NVIDIA Models Listing Page

Manage and explore NVIDIA models by creating connections for NVIDIA services in Gathr.

To access this page, navigate through the Applications > Machine Learning > NVIDIA Tab.

Note: For models to display here, ensure at least one NVIDIA NIM or NVIDIA Triton connection has been created in Gathr.

NVIDIA Listing Page

Upon selecting a connection, AI models associated with it will display. You can leverage these models within Gathr’s intuitive interface.

The actions available on the NVIDIA Models listing page are explained below:

  • Select a Connection: Choose from your configured connections to view models specific to that connection and manage the AI models.

  • Search: Enter the model names (case-sensitive) as keywords to quickly find models based on their names.

  • Sort Listed Models: Arrange models in ascending or descending order based on Model Names. In the Sort By field, select either ‘ASC’ (ascending) or ‘DEC’ (descending), and then click the ‘Sort’ button to list the models accordingly.

  • Display Number of Models per Page: Adjust the pagination settings to control how many models are displayed at once.

  • View Model Versions: Upon selecting a specific AI model from the listing, you can access detailed information and actions related to its versions. To know more, see View Model Versions.

The details shown on the NVIDIA Models listing page are:

  • Model Name: The unique identifier of the NVIDIA model.

  • Model Type: Categorization of the model (Example: sklearn, transformers).

  • Description: Optional user-provided information offering context or details about the model’s purpose and functionality.


View Model Versions

To explore model versions, click View Versions next to any model to access its detailed version listing page.

Here, you can view comprehensive information and perform various actions related to each version.

View Model Version Details

Dive deeper into the specifics of each version, including metadata, metrices, and various other details.

NVIDIA View Version Details

View Version

Under NVIDIA tab, click the View Versions option to see the version details.

nvidia_view_version

The version, Endpoint URL (used to configure NVIDIA NIM Processor) and Status of the model deployment is available.
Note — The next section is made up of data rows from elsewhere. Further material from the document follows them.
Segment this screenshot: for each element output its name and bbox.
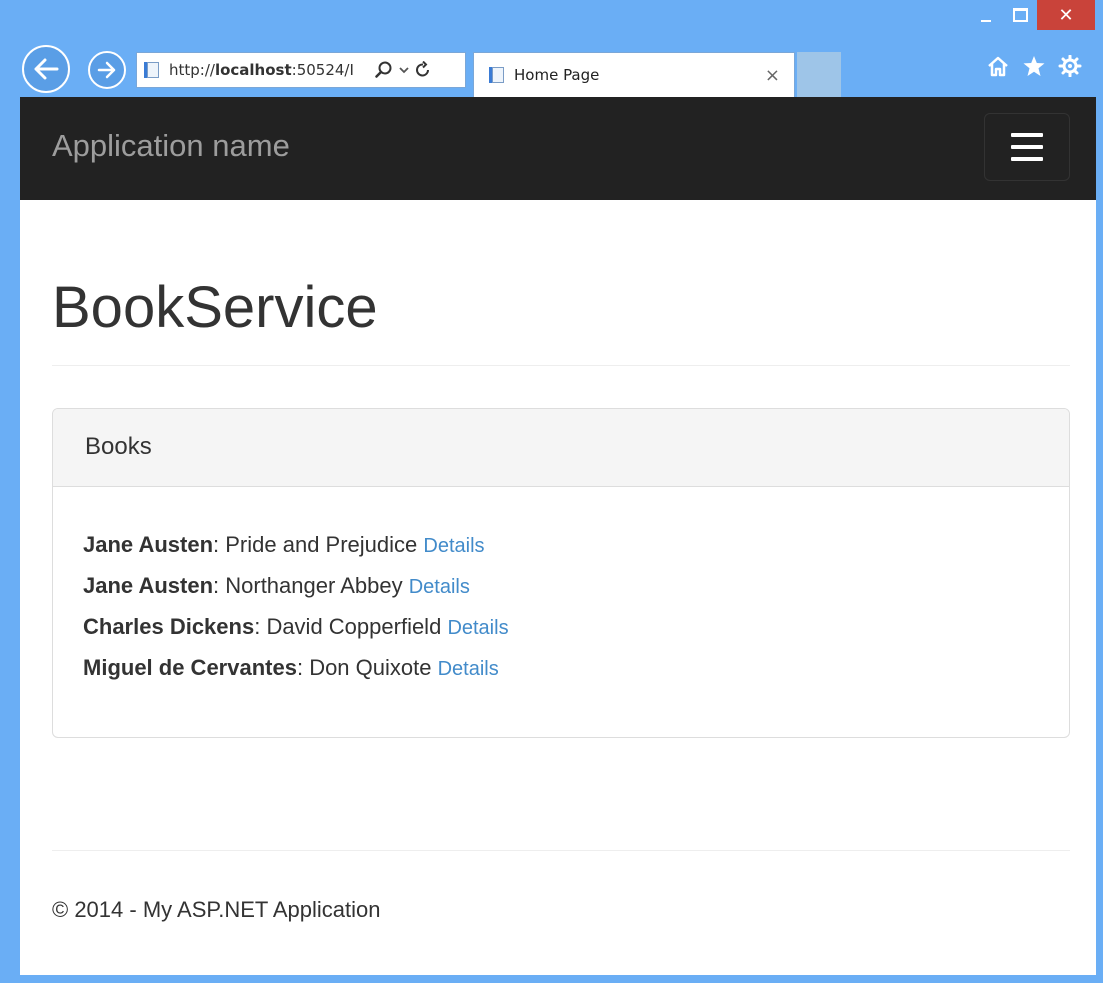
url-text[interactable]: http://localhost:50524/I [169,61,369,79]
page-viewport: Application name BookService Books Jane … [20,97,1096,975]
new-tab-button[interactable] [797,52,841,97]
details-link[interactable]: Details [447,617,508,639]
tab-close-icon[interactable]: × [765,65,780,86]
book-author: Jane Austen [83,572,214,598]
back-arrow-icon [34,58,59,80]
minimize-icon [981,20,991,22]
book-author: Jane Austen [83,531,214,557]
main-container: BookService Books Jane Austen: Pride and… [52,200,1070,738]
book-title: Pride and Prejudice [225,531,418,557]
forward-arrow-icon [97,61,116,79]
page-title: BookService [52,275,378,340]
details-link[interactable]: Details [409,576,470,598]
book-separator: : [296,654,310,680]
address-bar[interactable]: http://localhost:50524/I [136,52,466,88]
book-separator: : [213,572,226,598]
gear-icon[interactable] [1057,55,1083,77]
menu-icon-bar [1011,145,1043,149]
star-icon[interactable] [1021,55,1047,77]
book-title: Northanger Abbey [225,572,403,598]
browser-window: ✕ http://localhost:50524/I Home Page × A… [0,0,1103,983]
book-item: Charles Dickens: David Copperfield Detai… [83,607,1039,648]
tab-page-icon [489,67,504,83]
menu-toggle-button[interactable] [984,113,1070,181]
close-icon: ✕ [1058,4,1074,26]
refresh-icon[interactable] [415,61,431,79]
page-header: BookService [52,276,1070,366]
back-button[interactable] [22,45,70,93]
dropdown-arrow-icon[interactable] [399,66,409,74]
book-separator: : [213,531,226,557]
footer-copyright: © 2014 - My ASP.NET Application [52,897,381,922]
navbar: Application name [20,97,1096,200]
navbar-brand[interactable]: Application name [52,128,290,164]
address-bar-actions [375,61,431,79]
browser-toolbar [985,55,1083,77]
menu-icon [1011,133,1043,137]
title-bar: ✕ http://localhost:50524/I Home Page × [0,0,1103,97]
panel-body: Jane Austen: Pride and Prejudice Details… [53,487,1069,737]
book-item: Miguel de Cervantes: Don Quixote Details [83,648,1039,689]
tab-title: Home Page [514,66,600,84]
details-link[interactable]: Details [438,658,499,680]
maximize-button[interactable] [1003,0,1037,30]
panel-heading: Books [53,408,1069,487]
search-icon[interactable] [375,61,393,79]
book-title: Don Quixote [309,654,432,680]
details-link[interactable]: Details [423,535,484,557]
url-host: localhost [214,61,292,79]
book-item: Jane Austen: Northanger Abbey Details [83,566,1039,607]
forward-button[interactable] [88,51,126,89]
book-author: Miguel de Cervantes [83,654,297,680]
home-icon[interactable] [985,55,1011,77]
menu-icon-bar [1011,157,1043,161]
book-title: David Copperfield [266,613,442,639]
close-button[interactable]: ✕ [1037,0,1095,30]
url-rest: :50524/I [291,61,354,79]
url-prefix: http:// [169,61,215,79]
panel-title: Books [85,433,152,461]
page-icon [144,62,159,78]
book-item: Jane Austen: Pride and Prejudice Details [83,525,1039,566]
minimize-button[interactable] [969,0,1003,30]
window-controls: ✕ [969,0,1095,36]
book-separator: : [254,613,267,639]
footer-divider [52,850,1070,851]
tab-home-page[interactable]: Home Page × [473,52,795,97]
books-panel: Books Jane Austen: Pride and Prejudice D… [52,407,1070,738]
maximize-icon [1012,8,1028,22]
book-author: Charles Dickens [83,613,255,639]
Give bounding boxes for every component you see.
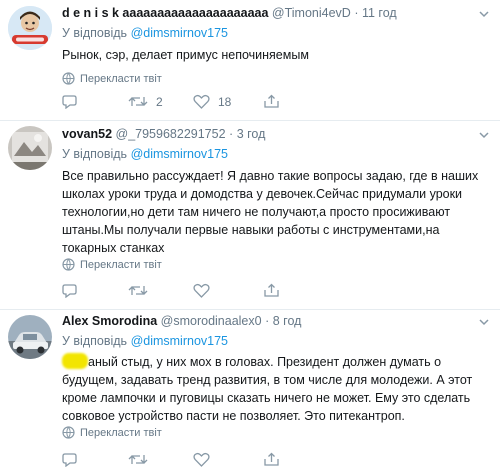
reply-button[interactable] (62, 94, 86, 109)
chevron-down-icon[interactable] (478, 129, 490, 141)
avatar[interactable] (8, 315, 52, 359)
share-icon (264, 283, 279, 297)
translate-label[interactable]: Перекласти твіт (80, 73, 162, 85)
user-handle[interactable]: @_7959682291752 (116, 127, 226, 141)
tweet-text-body: аный стыд, у них мох в головах. Президен… (62, 355, 473, 423)
reply-icon (62, 453, 77, 467)
retweet-button[interactable] (128, 283, 156, 298)
retweet-icon (128, 455, 148, 464)
tweet-text: Все правильно рассуждает! Я давно такие … (62, 169, 479, 255)
share-button[interactable] (264, 283, 279, 298)
tweet-header: Alex Smorodina @smorodinaalex0 · 8 год (62, 314, 301, 328)
tweet-header: d e n i s k aaaaaaaaaaaaaaaaaaaaa @Timon… (62, 6, 397, 20)
separator-dot: · (265, 314, 270, 328)
tweet-3[interactable]: Alex Smorodina @smorodinaalex0 · 8 год У… (0, 309, 500, 476)
heart-icon (193, 94, 210, 109)
tweet-2[interactable]: vovan52 @_7959682291752 · 3 год У відпов… (0, 120, 500, 310)
reply-prefix: У відповідь (62, 334, 128, 348)
censored-highlight (62, 353, 88, 369)
display-name[interactable]: Alex Smorodina (62, 314, 157, 328)
retweet-icon (128, 97, 148, 106)
translate-tweet[interactable]: Перекласти твіт (62, 426, 162, 439)
retweet-button[interactable] (128, 452, 156, 467)
reply-button[interactable] (62, 452, 86, 467)
reply-prefix: У відповідь (62, 26, 128, 40)
avatar[interactable] (8, 126, 52, 170)
user-handle[interactable]: @smorodinaalex0 (161, 314, 262, 328)
reply-prefix: У відповідь (62, 147, 128, 161)
reply-context: У відповідь @dimsmirnov175 (62, 147, 228, 161)
retweet-button[interactable]: 2 (128, 94, 163, 109)
separator-dot: · (354, 6, 359, 20)
globe-icon (62, 258, 75, 271)
timestamp[interactable]: 8 год (273, 314, 302, 328)
reply-context: У відповідь @dimsmirnov175 (62, 334, 228, 348)
reply-icon (62, 284, 77, 298)
translate-tweet[interactable]: Перекласти твіт (62, 72, 162, 85)
share-button[interactable] (264, 452, 279, 467)
tweet-text: Рынок, сэр, делает примус непочиняемым (62, 48, 309, 62)
like-button[interactable]: 18 (193, 94, 231, 109)
reply-to-link[interactable]: @dimsmirnov175 (131, 147, 228, 161)
translate-label[interactable]: Перекласти твіт (80, 427, 162, 439)
like-button[interactable] (193, 452, 218, 467)
display-name[interactable]: vovan52 (62, 127, 112, 141)
timestamp[interactable]: 11 год (362, 6, 397, 20)
share-icon (264, 94, 279, 108)
like-button[interactable] (193, 283, 218, 298)
reply-button[interactable] (62, 283, 86, 298)
reply-to-link[interactable]: @dimsmirnov175 (131, 334, 228, 348)
heart-icon (193, 452, 210, 467)
like-count: 18 (218, 94, 232, 109)
share-icon (264, 452, 279, 466)
share-button[interactable] (264, 94, 279, 109)
heart-icon (193, 283, 210, 298)
cartoon-avatar-icon (8, 6, 52, 50)
separator-dot: · (229, 127, 234, 141)
display-name[interactable]: d e n i s k aaaaaaaaaaaaaaaaaaaaa (62, 6, 268, 20)
tweet-header: vovan52 @_7959682291752 · 3 год (62, 127, 265, 141)
tweet-1[interactable]: d e n i s k aaaaaaaaaaaaaaaaaaaaa @Timon… (0, 0, 500, 121)
chevron-down-icon[interactable] (478, 316, 490, 328)
globe-icon (62, 72, 75, 85)
translate-label[interactable]: Перекласти твіт (80, 259, 162, 271)
globe-icon (62, 426, 75, 439)
reply-context: У відповідь @dimsmirnov175 (62, 26, 228, 40)
tweet-text: аный стыд, у них мох в головах. Президен… (62, 353, 482, 425)
retweet-count: 2 (156, 94, 163, 109)
translate-tweet[interactable]: Перекласти твіт (62, 258, 162, 271)
timestamp[interactable]: 3 год (237, 127, 266, 141)
reply-to-link[interactable]: @dimsmirnov175 (131, 26, 228, 40)
car-photo-avatar-icon (8, 315, 52, 359)
user-handle[interactable]: @Timoni4evD (272, 6, 351, 20)
retweet-icon (128, 286, 148, 295)
avatar[interactable] (8, 6, 52, 50)
reply-icon (62, 95, 77, 109)
photo-avatar-icon (8, 126, 52, 170)
chevron-down-icon[interactable] (478, 8, 490, 20)
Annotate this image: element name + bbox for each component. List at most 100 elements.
The options to deploy the model and download it are available under Actions.

nvidia_version_details_deploy


NVIDIA NIM Model Deployment Prerequisites

Before setting up and deploying NIM microservices, ensure the following prerequisites are met:

Infrastructure Requirements

Hardware

  • Kubernetes Cluster:

    A Kubernetes cluster with NVIDIA GPU-enabled nodes.

    A StorageClass must be configured in the Kubernetes cluster to dynamically provision persistent storage for NIM model weights.

Software

  • NVIDIA API Key:

    An NGC API key from the NVIDIA GPU Cloud (NGC) is required to access NIM container images and the NVIDIA API Catalog for cloud-hosted models.

  • NVIDIA AI Enterprise License:

    Required for deploying NIM microservices on-premises (not needed for cloud inference via NVIDIA API Catalog).

    Obtainable through NVIDIA AI Enterprise subscription.

  • NVIDIA GPU Operator:

    The NVIDIA GPU Operator must be installed on the Kubernetes cluster to manage GPU drivers, container runtimes, and CUDA libraries.


NVIDIA NIM Model Deployment Configurations

Cluster DNS

The DNS endpoint within the cluster where the NVIDIA NIM service will be deployed.

Namespace

Provide a cluster namespace where model is to be deployed to organize and manage resources.

Model App Name

Provide a name for the model to uniquely identify it within the cluster.

Tag

Provide the tag value for the model to be deployed.

Storage (GiB)

Allocate a storage space for the model image during execution. This parameter specifies the amount of storage (in Gigabytes or GiB) required for model images.

Storage class

Specify the storage class for the model storage speace.

NVIDIA GPU Cores

Provide the GPU cores to be used for model deployment.

Target Port

The port on which the model service will be exposed from the cluster. The port can range between 30000 - 32000. Ensure that the specified port is available.

Auto-Scaling Required

Select the check-box if auto-scaling is required. This option alows the automatic adjustment of the number of model instances based on resource utilization.

Instances

Provide minimum and maximum instances to scale the cluster.

Auto-Scale

Define the auto-scaling threshold (0.0 - 1.0), where 1.0 means full scaling capacity.

Send Email Notification

Select the check-box if email notifications are to be sent.

Email ID

Provide comma separated email id’s.